Да, все хотела тебя спросить: как она умерла?
Догадайся с трех раз. Прямо за стряпней.
Цыплят жарила?
Н-ну, почти что. Тушила свиные отбивные.
А где?
У Масейо. Упала замертво у плиты.
После похорон так и не вернулась?
Нет. Я думала, ты приедешь, сходишь за ней. Мэй тебе разве не написала?
Написала, но я тогда билась головой об стенку из-за одного прохвоста; жила, правда, при этом в сказочной квартирке.
Это ты о том докторе?
Да, о Кении Рио.
Очередной обмен?
Да ну… Чистой воды купля-продажа. Купил меня, как бутылку джина. А выпивки, стоит только до кондиции дойти, ты ж понимаешь, требуется покупать все больше и больше. Я уж и так целых три года продержалась. Этакая мисс Катти Сарк
[62].Ты не была ничьей выпивкой.
Так же как и ты.
Кем же тогда я была?
Просто девчонкой. Которая пыталась отыскать место, куда не ведет ни одна улица.
Вот и Л. так говаривала.
Господи, как я по ней скучаю!
Я тоже. Вспоминаю все время.
Могли ведь жить себе припеваючи рука об руку, вместо того чтобы везде искать Великого Папочку.
Тут и искать нечего. Он был везде.
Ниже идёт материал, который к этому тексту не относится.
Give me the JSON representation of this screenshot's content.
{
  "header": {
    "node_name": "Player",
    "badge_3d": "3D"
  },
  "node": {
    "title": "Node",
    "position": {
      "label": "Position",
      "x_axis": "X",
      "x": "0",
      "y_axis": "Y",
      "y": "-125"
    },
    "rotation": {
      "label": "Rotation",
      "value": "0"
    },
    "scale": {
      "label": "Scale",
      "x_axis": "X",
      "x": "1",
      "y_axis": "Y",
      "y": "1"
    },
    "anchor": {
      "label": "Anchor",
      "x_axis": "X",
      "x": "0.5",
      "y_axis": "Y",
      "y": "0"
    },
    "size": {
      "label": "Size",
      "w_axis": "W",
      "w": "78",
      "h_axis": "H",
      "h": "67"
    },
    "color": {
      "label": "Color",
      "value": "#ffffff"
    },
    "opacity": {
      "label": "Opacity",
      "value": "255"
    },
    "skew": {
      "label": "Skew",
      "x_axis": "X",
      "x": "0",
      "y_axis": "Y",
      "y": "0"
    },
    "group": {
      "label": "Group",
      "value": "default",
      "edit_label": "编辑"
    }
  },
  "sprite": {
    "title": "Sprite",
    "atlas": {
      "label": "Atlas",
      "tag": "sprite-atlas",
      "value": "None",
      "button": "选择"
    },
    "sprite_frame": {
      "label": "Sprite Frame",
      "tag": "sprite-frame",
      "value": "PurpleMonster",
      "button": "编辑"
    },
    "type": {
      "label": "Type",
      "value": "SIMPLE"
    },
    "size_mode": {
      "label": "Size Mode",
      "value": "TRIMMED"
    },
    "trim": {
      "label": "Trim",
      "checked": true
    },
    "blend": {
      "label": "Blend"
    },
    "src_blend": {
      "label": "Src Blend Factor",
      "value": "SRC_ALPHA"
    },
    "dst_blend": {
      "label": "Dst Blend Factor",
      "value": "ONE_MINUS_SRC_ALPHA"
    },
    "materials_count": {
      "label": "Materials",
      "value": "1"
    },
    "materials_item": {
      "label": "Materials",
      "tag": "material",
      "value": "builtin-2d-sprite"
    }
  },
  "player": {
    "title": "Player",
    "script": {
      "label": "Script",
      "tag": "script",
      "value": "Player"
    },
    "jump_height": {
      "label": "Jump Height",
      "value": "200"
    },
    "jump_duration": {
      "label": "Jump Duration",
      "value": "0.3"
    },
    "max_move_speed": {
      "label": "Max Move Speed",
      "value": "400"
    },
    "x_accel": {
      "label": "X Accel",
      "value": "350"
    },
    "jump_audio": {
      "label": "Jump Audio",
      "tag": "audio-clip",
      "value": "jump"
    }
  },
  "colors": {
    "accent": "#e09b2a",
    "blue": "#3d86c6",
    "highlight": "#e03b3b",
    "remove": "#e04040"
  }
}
И нигде в то же время.
Мы что, его выдумали?
Он сам себя выдумал.
Но и без нашей помощи не обошлось.
Да уж, конечно. Сам черт только мог его выдумать.
Видимо, он и выдумал.
Эй, Каллистия!
Даже на языке идагей они никогда не делились друг с дружкой неким секретом, постыдным вдвойне. Каждая думала, что изъян кроется в ней одной. Теперь, сидя на полу и пытаясь презрение и твердость противопоставить измене тела, когда терять стало и нечего, и, наоборот, нависла самая жестокая потеря, та фраза из детства вновь ввергла их во времена, когда не существовало даже невинности, ибо не был придуман ад.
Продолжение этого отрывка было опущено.